Additionally, two exome samples were processed post hoc from saliva after SNP genotyping chip analysis showed mosaicism was present in saliva but absent in blood. These two exome samples and the exome sample with suspected revertant mosaicism were processed separately from the exome experiment described in the previous paragraph. For these three exomes, the Agilent Sanger Exome V5 target kit was used, and sequence depth ranged from 387× to 455× coverage (reads = {465,522,627, 483,098,826, 549,766,632} × 75 bp read length/(90 × 106) target-region size). The sample with suspected underlying mosaic reversion had 549,224,891 QC-passed and mapped reads and 57,165,328 duplicates, therefore, a mapped read coverage of 410× [(549,224,891–57,165,328)] × 75/(90 × 106).

Sequencing was performed using an Illumina X-Ten sequencing machine on the sample for which whole-genome sequencing data were generated. Library fragments of 450-bp insert size were used, and paired-end 151-bp read-length sequence reads were generated. Alignment to the reference genome GRCh37-hs37d was performed by BWA version 0.5.9 (Li and Durbin 2009) and saved in BAM-format files (Li et al. 2009). Realignment to GRCh38 was not done because this method avoids mitochondrial regions and harnesses exonic regions, whose mapping is unlikely to be affected by alternate scaffolds. Average coverage was calculated using SAMtools flagstat as the number of QC-passed mapped-reads without duplicates using 151-bp read-lengths in a 3-Gb genome: (616,151,282–124,325,581) × 151/(3 × 109) = 24.8×. Rearrangement analysis was carried out using BreakDancer v1.0 (Chen et al. 2009).

Additional filtering implemented in addition to Mscore quality score

Some events with very high Mscores appeared to represent real, but constitutive, abnormalities. There were two failure modes we identified: constitutive duplications and homozygosity by descent (HBD). Constitutive duplications genuinely produce strong signals in MrMosaic, but also constitutive deletion and ROH events may produce putative detections if individual probes had mapping artifacts that resulted in spurious signals. We used BCFtools/RoH to identify and filter HBD regions, and we flagged as suspicious events with >25% reciprocal overlap with CNVs detected through constitutive copy-number detection.
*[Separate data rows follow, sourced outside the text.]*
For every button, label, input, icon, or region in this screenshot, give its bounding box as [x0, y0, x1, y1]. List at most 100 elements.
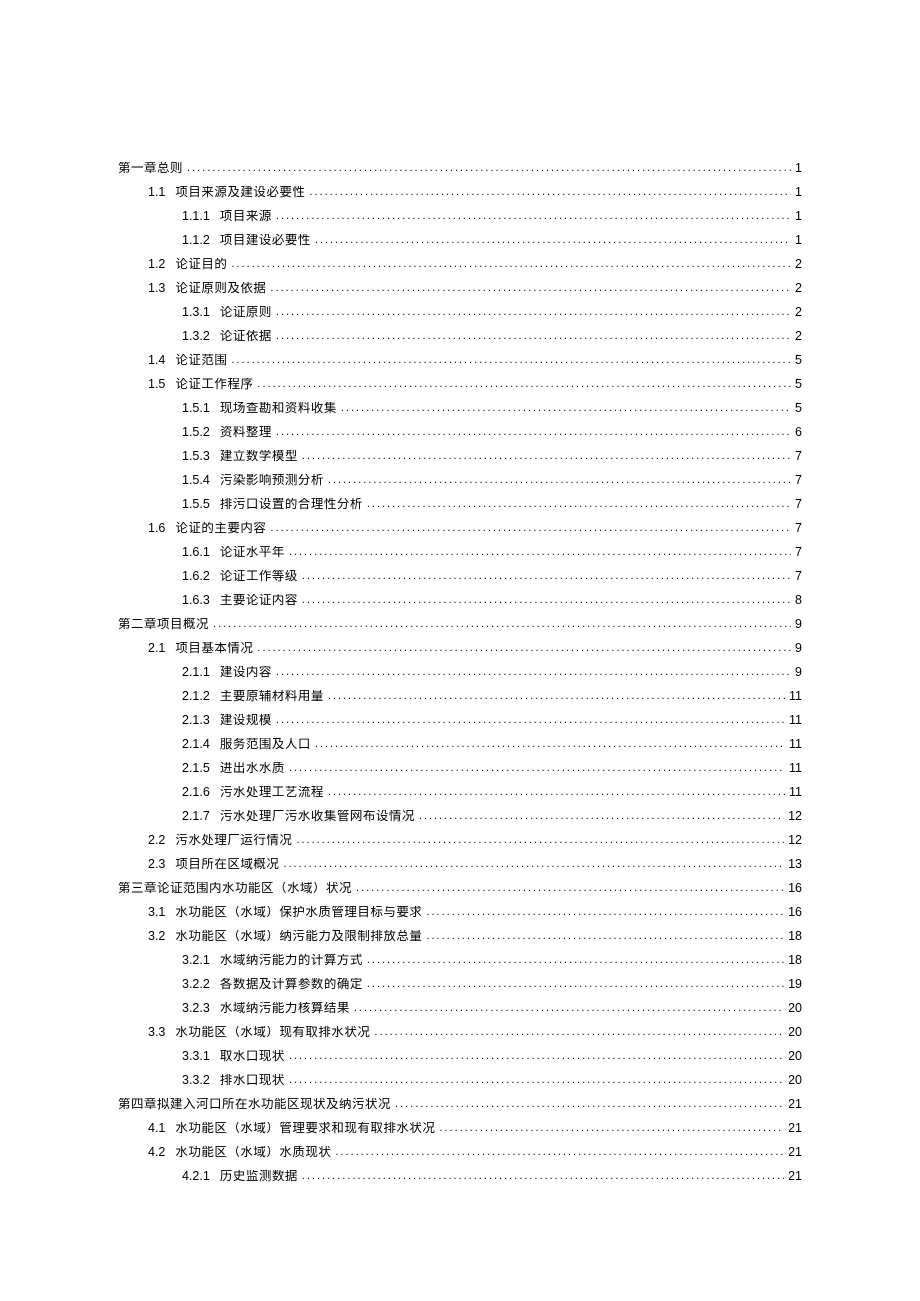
toc-entry[interactable]: 3.2.2各数据及计算参数的确定19 — [182, 978, 802, 991]
toc-entry[interactable]: 3.3.2排水口现状20 — [182, 1074, 802, 1087]
toc-entry[interactable]: 1.1.1项目来源1 — [182, 210, 802, 223]
toc-leader-dots — [341, 403, 791, 414]
toc-entry-page: 21 — [788, 1146, 802, 1159]
toc-entry-title: 水功能区（水域）现有取排水状况 — [175, 1026, 370, 1039]
toc-entry[interactable]: 2.1.4服务范围及人口11 — [182, 738, 802, 751]
toc-entry[interactable]: 3.2.3水域纳污能力核算结果20 — [182, 1002, 802, 1015]
toc-entry[interactable]: 1.5.5排污口设置的合理性分析7 — [182, 498, 802, 511]
toc-leader-dots — [302, 451, 791, 462]
toc-entry[interactable]: 2.1.6污水处理工艺流程11 — [182, 786, 802, 799]
toc-entry-title: 第三章论证范围内水功能区（水域）状况 — [118, 882, 352, 895]
toc-entry[interactable]: 1.5.2资料整理6 — [182, 426, 802, 439]
toc-entry-number: 1.5.3 — [182, 450, 210, 463]
toc-entry[interactable]: 1.6.3主要论证内容8 — [182, 594, 802, 607]
toc-leader-dots — [419, 811, 784, 822]
toc-entry-page: 7 — [795, 570, 802, 583]
toc-entry[interactable]: 1.3论证原则及依据2 — [148, 282, 802, 295]
toc-entry-page: 8 — [795, 594, 802, 607]
toc-entry-number: 1.6.2 — [182, 570, 210, 583]
toc-leader-dots — [276, 715, 785, 726]
toc-entry[interactable]: 1.5.4污染影响预测分析7 — [182, 474, 802, 487]
toc-entry-title: 论证工作程序 — [175, 378, 253, 391]
toc-entry[interactable]: 4.2水功能区（水域）水质现状21 — [148, 1146, 802, 1159]
toc-leader-dots — [302, 595, 791, 606]
toc-entry-page: 16 — [788, 882, 802, 895]
toc-entry-title: 项目所在区域概况 — [175, 858, 279, 871]
toc-entry[interactable]: 2.1.7 污水处理厂污水收集管网布设情况 12 — [182, 810, 802, 823]
toc-entry-page: 5 — [795, 378, 802, 391]
toc-entry-number: 3.3.1 — [182, 1050, 210, 1063]
toc-entry[interactable]: 2.1.2主要原辅材料用量11 — [182, 690, 802, 703]
toc-entry[interactable]: 1.2论证目的2 — [148, 258, 802, 271]
toc-entry[interactable]: 1.3.1论证原则2 — [182, 306, 802, 319]
toc-entry[interactable]: 第四章拟建入河口所在水功能区现状及纳污状况21 — [118, 1098, 802, 1111]
toc-entry[interactable]: 1.5.3建立数学模型7 — [182, 450, 802, 463]
toc-entry[interactable]: 3.2.1水域纳污能力的计算方式18 — [182, 954, 802, 967]
toc-entry[interactable]: 2.2污水处理厂运行情况12 — [148, 834, 802, 847]
toc-entry-page: 9 — [795, 642, 802, 655]
toc-entry[interactable]: 3.3.1取水口现状20 — [182, 1050, 802, 1063]
toc-entry-number: 1.3 — [148, 282, 165, 295]
toc-entry-number: 1.6.1 — [182, 546, 210, 559]
toc-entry-title: 现场查勘和资料收集 — [220, 402, 337, 415]
toc-entry-number: 2.1.4 — [182, 738, 210, 751]
toc-entry-page: 20 — [788, 1002, 802, 1015]
toc-entry[interactable]: 第三章论证范围内水功能区（水域）状况 16 — [118, 882, 802, 895]
toc-entry-number: 1.1 — [148, 186, 165, 199]
toc-entry[interactable]: 3.2水功能区（水域）纳污能力及限制排放总量18 — [148, 930, 802, 943]
toc-entry-title: 论证依据 — [220, 330, 272, 343]
toc-entry[interactable]: 2.1.1建设内容9 — [182, 666, 802, 679]
toc-entry[interactable]: 4.2.1历史监测数据21 — [182, 1170, 802, 1183]
toc-entry[interactable]: 1.5论证工作程序5 — [148, 378, 802, 391]
toc-entry-number: 1.1.2 — [182, 234, 210, 247]
toc-entry-number: 1.5.1 — [182, 402, 210, 415]
toc-entry[interactable]: 1.1项目来源及建设必要性1 — [148, 186, 802, 199]
toc-entry[interactable]: 2.1.3建设规模11 — [182, 714, 802, 727]
toc-entry-page: 20 — [788, 1074, 802, 1087]
toc-entry-title: 项目基本情况 — [175, 642, 253, 655]
toc-entry-number: 2.1.7 — [182, 810, 210, 823]
toc-leader-dots — [309, 187, 791, 198]
toc-leader-dots — [270, 523, 791, 534]
toc-entry[interactable]: 1.3.2论证依据2 — [182, 330, 802, 343]
toc-leader-dots — [283, 859, 784, 870]
toc-entry-number: 1.3.1 — [182, 306, 210, 319]
toc-entry[interactable]: 1.1.2项目建设必要性1 — [182, 234, 802, 247]
toc-leader-dots — [289, 1075, 784, 1086]
toc-entry-number: 2.1 — [148, 642, 165, 655]
toc-entry[interactable]: 1.6论证的主要内容7 — [148, 522, 802, 535]
toc-entry[interactable]: 2.1.5进出水水质11 — [182, 762, 802, 775]
toc-entry-title: 水功能区（水域）管理要求和现有取排水状况 — [175, 1122, 435, 1135]
toc-entry-page: 2 — [795, 258, 802, 271]
toc-entry-title: 论证范围 — [175, 354, 227, 367]
toc-entry-title: 第一章总则 — [118, 162, 183, 175]
toc-entry-title: 建立数学模型 — [220, 450, 298, 463]
toc-entry[interactable]: 1.6.2论证工作等级7 — [182, 570, 802, 583]
toc-entry-page: 21 — [788, 1122, 802, 1135]
toc-leader-dots — [328, 787, 785, 798]
toc-entry-title: 项目建设必要性 — [220, 234, 311, 247]
toc-entry[interactable]: 1.4论证范围5 — [148, 354, 802, 367]
toc-entry-title: 水域纳污能力核算结果 — [220, 1002, 350, 1015]
toc-entry-title: 水域纳污能力的计算方式 — [220, 954, 363, 967]
toc-leader-dots — [257, 643, 791, 654]
toc-entry-page: 12 — [788, 810, 802, 823]
toc-entry-number: 2.3 — [148, 858, 165, 871]
toc-entry-title: 建设内容 — [220, 666, 272, 679]
toc-entry[interactable]: 3.1水功能区（水域）保护水质管理目标与要求16 — [148, 906, 802, 919]
toc-leader-dots — [231, 259, 791, 270]
toc-entry[interactable]: 4.1水功能区（水域）管理要求和现有取排水状况21 — [148, 1122, 802, 1135]
toc-leader-dots — [276, 211, 791, 222]
toc-entry[interactable]: 2.1 项目基本情况 9 — [148, 642, 802, 655]
toc-entry-number: 2.1.3 — [182, 714, 210, 727]
toc-entry[interactable]: 1.5.1现场查勘和资料收集5 — [182, 402, 802, 415]
toc-entry-title: 污水处理厂污水收集管网布设情况 — [220, 810, 415, 823]
toc-entry-title: 各数据及计算参数的确定 — [220, 978, 363, 991]
toc-entry[interactable]: 第二章项目概况9 — [118, 618, 802, 631]
toc-entry[interactable]: 1.6.1论证水平年7 — [182, 546, 802, 559]
toc-entry-page: 11 — [789, 714, 802, 727]
toc-entry[interactable]: 3.3水功能区（水域）现有取排水状况20 — [148, 1026, 802, 1039]
toc-entry-title: 进出水水质 — [220, 762, 285, 775]
toc-entry[interactable]: 第一章总则1 — [118, 162, 802, 175]
toc-entry[interactable]: 2.3项目所在区域概况13 — [148, 858, 802, 871]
In addition, we observed several recurrent putative detections, especially prevalent in pericentromeric and acrocentric regions that appeared spurious on the basis of inconsistencies between BAF and LRR, and we filtered such systematic errors by filtering putative mosaic events seen in >2.5% of samples. The remaining putative detections were each manually reviewed. Tissue specificity was assessed through manual review of each detection in both saliva and blood (Supplemental Note S1).

SNP genotyping chip validation

Illumina HumanOmniExpress-24 Beadchips (713,014 markers) were used to ensure that both saliva and blood tissue were analyzed using SNP microarray. To complete dual-tissue SNP microarray for the validation experiment, SNP microarray chips were run on blood samples for IDs 261373, 273553, 259003, 260462, and 257978. Illumina GenomeStudio software was used to generate log R ratio and BAF metrics, and Illumina Gencall software was used to calculate genotypes. Structural mosaic detection was performed using MAD (González et al. 2011). Initial mosaic events were merged if events were within 1 Mb and were the same type (loss, gain, or LOH) of mosaic event. Results were plotted using custom R code.

Software availability

MrMosaic is primarily written in the R language, available as an open source tool at GitHub (https://github.com/asifrim/mrmosaic). MrMosaic source code is available in the Supplemental Material.

Data access

The complete raw exome sequencing data from this study have been submitted to the European Genome-phenome Archive (EGA; https://www.ebi.ac.uk/ega/) under accession number EGAS00001000775, and are available following Data Access Committee (DAC) approval.

Competing interest statement

M.E.H. is a cofounder, shareholder, and consultant to Congenica, Ltd., a company providing diagnostic decision support software.